Nach seiner Befreiung durch die Sowjetische Armee tritt er der Kommunistischen Partei Polens bei, arbeitet in der Polnischen Militärkommission in Berlin und im Polnischen Außenministerium. In den Jahren 1948 und 1949 vertritt Marcel Reich-Ranicki (wie er sich nun nennt) als Konsul die Republik Polen in London und arbeitet gleichzeitig im polnischen Geheimdienst. Im Herbst 1949 bittet er aus politischen Gründen um seine Abberufung und kehrt in die polnische Hauptstadt zurück. Hier wird er umgehend sowohl aus dem Geheimdienst als auch aus dem Auswärtigen Dienst entlassen, aus der Kommunistischen Partei – mit der offiziellen Begründung „ideologische Entfremdung „- ausgeschlossen, verhaftet und für einige Wochen in einer Einzelzelle gefangengehalten und für einige Wochen in einer Einzelzelle inhaftiert. Anna Seghers Roman Das siebte Kreuz läßt in dem vormalig politisch Aktiven den Entschluß reifen, sich nach seiner Freilassung mit Literatur zu befassen – nicht mehr nur als enthusiastischer Leser, der er schon seit Berliner Gymnasialzeiten ist, sondern auch und vor allem beruflich.

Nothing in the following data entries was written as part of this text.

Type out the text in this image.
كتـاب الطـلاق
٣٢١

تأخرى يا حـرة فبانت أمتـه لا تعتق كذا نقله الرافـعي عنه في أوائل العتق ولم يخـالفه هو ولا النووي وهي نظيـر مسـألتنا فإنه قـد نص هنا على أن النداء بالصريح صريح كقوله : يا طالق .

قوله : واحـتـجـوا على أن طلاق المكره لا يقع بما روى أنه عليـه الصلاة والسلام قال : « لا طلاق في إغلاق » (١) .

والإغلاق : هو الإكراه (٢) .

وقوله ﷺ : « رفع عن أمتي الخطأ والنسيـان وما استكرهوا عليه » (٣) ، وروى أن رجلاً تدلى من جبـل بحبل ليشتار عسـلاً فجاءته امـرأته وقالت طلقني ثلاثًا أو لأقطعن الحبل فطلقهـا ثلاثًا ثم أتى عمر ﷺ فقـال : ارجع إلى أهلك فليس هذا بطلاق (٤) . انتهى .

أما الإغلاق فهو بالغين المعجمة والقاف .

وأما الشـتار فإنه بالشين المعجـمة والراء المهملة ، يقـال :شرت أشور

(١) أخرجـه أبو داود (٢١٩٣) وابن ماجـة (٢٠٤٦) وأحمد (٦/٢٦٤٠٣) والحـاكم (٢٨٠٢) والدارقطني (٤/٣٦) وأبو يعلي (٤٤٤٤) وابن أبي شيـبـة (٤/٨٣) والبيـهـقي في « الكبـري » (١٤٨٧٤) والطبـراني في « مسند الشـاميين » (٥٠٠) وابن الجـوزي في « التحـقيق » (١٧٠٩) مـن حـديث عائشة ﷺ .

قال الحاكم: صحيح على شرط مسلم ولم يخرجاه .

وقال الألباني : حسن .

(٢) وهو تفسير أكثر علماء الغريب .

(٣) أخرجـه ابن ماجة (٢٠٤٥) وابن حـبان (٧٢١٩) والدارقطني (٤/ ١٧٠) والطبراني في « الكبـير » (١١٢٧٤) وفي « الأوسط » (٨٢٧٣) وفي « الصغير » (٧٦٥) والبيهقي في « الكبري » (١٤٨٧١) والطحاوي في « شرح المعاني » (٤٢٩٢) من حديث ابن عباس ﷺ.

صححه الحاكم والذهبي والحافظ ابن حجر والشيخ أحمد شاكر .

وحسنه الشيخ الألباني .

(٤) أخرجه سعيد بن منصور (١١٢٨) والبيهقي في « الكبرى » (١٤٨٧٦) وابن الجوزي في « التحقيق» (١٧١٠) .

Nach seiner Haftentlassung wendet er sich ganz der Literatur zu und arbeitet – immer wieder unterbrochen von Berufs- und Publikationsverboten, in einem Verlag, schreibt für Zeitungen und den Rundfunk und übersetzt deutsche Literatur ins Polnische. Dem späteren Literatur-Nobelpreisträger Heinrich Böll verhilft ihm durch eine Bürgschaft zu einem Visum, und so kann Marcel Reich-Ranicki Ende der fünfziger Jahre mit seiner Familie in den Westen übersiedeln. Völlig mittelos steht er in der Bundesrepublik vor dem Nichts – sein einziges Kapital die vorzüglichen Kenntnisse der deutschen Literatur, seine publizistische Begabung sowie Kontakte und Freundschaften zu westdeutschen Autoren wie z.B. Siegfried Lenz, der für ihn den Weg zu Rundfunksendern und Zeitungen ebnet.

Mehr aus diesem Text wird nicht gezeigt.